Is being a right triangle both necessary and sufficient for the Pythagorean Theorem to hold?
Solution 1:
Suppose that $a^2 + b^2 = c^2$ is a necessary condition to be a right triangle.
Corollary: $a^2 + b^2 = c^2$ is a sufficient condition to be a right triangle.
Proof: Suppose you're given a particular triangle whose side lengths satisfy $a^2 + b^2 = c^2$.
Construct a right triangle whose two sides adjacent to the angle are of length $a$ and $b$ (e.g. start with the right angle, and mark off the two sides to have the appropriate length). By the supposition, it follows that the third side of the right triangle has length $c$.

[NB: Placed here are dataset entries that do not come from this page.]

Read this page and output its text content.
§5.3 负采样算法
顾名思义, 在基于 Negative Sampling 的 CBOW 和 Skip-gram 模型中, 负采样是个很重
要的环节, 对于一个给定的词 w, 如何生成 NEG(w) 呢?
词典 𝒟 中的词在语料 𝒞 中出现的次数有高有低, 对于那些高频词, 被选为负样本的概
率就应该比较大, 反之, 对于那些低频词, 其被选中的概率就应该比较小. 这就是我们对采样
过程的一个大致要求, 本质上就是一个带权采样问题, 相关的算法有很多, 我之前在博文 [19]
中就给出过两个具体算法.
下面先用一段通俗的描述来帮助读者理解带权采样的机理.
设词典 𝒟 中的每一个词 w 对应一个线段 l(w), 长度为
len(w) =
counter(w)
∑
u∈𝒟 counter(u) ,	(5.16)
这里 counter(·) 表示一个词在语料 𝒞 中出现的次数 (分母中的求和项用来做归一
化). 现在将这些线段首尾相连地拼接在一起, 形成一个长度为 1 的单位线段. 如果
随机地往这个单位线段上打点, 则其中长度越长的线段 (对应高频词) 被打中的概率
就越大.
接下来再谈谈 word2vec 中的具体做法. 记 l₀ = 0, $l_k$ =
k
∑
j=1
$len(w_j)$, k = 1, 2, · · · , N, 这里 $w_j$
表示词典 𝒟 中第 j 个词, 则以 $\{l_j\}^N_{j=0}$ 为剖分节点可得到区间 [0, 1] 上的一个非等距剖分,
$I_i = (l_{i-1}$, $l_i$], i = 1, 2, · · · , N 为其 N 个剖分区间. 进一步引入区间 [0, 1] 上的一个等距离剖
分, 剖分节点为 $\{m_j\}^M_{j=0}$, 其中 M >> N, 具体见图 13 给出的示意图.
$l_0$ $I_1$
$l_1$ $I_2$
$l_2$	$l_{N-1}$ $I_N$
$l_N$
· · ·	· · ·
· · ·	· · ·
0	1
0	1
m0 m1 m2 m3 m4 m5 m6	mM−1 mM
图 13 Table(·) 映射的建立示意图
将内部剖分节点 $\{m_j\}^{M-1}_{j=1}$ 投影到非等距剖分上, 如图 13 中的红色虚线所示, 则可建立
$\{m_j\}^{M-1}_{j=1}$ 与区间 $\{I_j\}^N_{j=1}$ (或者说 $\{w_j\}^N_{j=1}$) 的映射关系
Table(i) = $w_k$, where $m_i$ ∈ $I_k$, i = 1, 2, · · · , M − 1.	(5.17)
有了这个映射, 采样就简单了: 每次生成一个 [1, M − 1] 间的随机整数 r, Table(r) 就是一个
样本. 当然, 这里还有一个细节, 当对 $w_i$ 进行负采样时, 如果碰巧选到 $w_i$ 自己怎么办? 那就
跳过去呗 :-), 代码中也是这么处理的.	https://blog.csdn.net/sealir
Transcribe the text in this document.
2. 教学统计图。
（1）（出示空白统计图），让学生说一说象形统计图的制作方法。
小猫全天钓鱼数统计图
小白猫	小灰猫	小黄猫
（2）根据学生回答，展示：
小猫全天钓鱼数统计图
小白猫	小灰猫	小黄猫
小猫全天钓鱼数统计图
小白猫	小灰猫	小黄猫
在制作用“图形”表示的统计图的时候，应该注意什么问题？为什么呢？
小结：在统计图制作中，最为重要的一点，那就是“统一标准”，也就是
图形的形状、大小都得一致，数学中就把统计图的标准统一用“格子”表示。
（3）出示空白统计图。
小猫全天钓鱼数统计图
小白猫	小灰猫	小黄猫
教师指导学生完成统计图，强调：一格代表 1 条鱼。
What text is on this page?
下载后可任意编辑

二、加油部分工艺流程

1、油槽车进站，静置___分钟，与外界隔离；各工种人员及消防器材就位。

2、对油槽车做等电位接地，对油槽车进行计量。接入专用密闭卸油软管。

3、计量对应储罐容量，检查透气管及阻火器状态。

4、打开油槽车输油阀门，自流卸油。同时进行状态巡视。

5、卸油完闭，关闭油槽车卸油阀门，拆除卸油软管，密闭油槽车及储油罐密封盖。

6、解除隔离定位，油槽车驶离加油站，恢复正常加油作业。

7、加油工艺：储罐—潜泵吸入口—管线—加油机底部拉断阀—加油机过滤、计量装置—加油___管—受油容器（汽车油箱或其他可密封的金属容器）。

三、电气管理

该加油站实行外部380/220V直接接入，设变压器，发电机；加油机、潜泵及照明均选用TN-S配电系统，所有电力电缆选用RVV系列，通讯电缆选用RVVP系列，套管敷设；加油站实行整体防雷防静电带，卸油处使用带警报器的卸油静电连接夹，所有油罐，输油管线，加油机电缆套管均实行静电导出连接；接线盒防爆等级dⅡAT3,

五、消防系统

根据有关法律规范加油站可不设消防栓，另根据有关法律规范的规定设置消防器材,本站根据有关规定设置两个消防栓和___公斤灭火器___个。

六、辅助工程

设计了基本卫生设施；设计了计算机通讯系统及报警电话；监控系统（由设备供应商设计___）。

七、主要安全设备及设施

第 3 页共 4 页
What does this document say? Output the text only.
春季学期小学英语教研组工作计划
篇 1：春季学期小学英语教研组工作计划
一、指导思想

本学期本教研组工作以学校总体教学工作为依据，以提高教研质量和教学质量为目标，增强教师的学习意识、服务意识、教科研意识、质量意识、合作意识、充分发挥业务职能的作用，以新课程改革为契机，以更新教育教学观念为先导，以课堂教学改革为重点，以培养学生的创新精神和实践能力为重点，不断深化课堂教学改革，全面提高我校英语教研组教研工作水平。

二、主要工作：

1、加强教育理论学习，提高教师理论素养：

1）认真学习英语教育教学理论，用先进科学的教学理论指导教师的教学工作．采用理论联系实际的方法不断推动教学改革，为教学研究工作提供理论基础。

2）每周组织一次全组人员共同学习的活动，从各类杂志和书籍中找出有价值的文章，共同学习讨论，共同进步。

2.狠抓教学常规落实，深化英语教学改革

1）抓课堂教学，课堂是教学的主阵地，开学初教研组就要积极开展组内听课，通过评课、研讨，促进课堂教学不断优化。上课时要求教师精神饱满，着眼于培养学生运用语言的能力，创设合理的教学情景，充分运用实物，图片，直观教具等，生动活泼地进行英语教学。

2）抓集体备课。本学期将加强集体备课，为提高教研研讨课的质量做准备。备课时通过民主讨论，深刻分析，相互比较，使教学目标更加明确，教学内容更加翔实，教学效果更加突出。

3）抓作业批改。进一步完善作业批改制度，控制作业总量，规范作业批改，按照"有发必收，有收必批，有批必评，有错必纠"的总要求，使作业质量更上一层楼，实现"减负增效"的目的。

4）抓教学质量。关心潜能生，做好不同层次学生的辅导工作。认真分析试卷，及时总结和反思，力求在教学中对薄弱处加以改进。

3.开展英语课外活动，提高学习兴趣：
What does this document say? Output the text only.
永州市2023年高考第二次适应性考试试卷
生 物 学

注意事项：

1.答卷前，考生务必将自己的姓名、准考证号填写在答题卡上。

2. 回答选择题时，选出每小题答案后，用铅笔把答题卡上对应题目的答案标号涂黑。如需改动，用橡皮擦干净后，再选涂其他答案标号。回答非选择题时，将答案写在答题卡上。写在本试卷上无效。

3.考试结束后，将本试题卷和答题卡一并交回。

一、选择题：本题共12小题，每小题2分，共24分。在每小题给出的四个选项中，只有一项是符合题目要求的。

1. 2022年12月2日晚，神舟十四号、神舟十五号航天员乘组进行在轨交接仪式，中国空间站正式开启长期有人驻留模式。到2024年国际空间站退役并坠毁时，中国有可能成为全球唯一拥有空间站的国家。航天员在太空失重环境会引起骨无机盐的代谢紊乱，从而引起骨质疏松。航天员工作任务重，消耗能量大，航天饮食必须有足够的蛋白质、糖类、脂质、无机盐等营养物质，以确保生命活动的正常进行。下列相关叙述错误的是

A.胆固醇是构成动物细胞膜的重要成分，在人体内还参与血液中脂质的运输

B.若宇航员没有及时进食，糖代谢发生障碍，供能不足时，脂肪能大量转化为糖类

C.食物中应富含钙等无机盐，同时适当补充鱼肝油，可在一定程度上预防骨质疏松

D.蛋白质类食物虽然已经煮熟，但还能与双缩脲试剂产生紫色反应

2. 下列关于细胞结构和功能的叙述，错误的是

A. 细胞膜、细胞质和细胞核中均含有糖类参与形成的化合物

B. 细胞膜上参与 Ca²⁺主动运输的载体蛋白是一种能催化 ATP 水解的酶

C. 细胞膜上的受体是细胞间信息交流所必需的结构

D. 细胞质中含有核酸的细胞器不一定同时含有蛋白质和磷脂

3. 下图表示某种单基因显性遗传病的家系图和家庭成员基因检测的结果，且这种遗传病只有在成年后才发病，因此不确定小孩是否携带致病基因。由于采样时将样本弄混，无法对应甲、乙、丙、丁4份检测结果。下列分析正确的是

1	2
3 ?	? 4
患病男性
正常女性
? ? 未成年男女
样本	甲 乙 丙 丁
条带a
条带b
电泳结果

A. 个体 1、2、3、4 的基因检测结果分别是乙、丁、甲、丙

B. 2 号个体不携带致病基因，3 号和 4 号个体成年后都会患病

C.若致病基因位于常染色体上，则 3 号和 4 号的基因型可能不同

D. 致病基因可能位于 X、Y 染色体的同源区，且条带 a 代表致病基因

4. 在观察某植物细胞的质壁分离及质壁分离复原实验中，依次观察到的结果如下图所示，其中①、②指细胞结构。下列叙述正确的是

By the side-side-side congruence theorem, the original triangle is congruent to the right triangle, and thus the original triangle is a right triangle.
Solution 2:
Yep, the converse of the Pythagorean Theorem is also true. It can be proved using the law of cosines:
Assume $a,b,c$ are the sides of a triangle and they satisfy $a^2 + b^2 = c^2$. Let $\angle ACB = \gamma$. By the law of cosines,
$$ c^2 = a^2 + b^2 - 2ab\cos\gamma . $$
Since $a,b > 0$, we must have $\cos\gamma = 0$. Since $0 < \gamma < 180^\circ$, we must have $\gamma = 90^\circ$. So $\Delta ABC$ is a right triangle.
Solution 3:
The Pythagorean theorem gives a necessary and sufficient characterization of being a right triangle. In other words, when $a$, $b$, and $c$ are the side lengths of a triangle, $a^2 + b^2 = c^2$ is equivalent to the angle opposite the $c$-side being a right angle. This follows from the law of cosines, which states
$$ c^2 = a^2 + b^2 - 2 ab \cos C $$
where $C$ is the angle opposite the $c$-side, for any triangle with side lengths $a$, $b$, and $c$. We only get $c^2 = a^2 + b^2$ when $\cos C = 0$, or when $C = 90^{\circ}$.
It is also interesting to note that this theorem (both the necessary and sufficient parts) are proved in Euclid's Elements via geometric methods.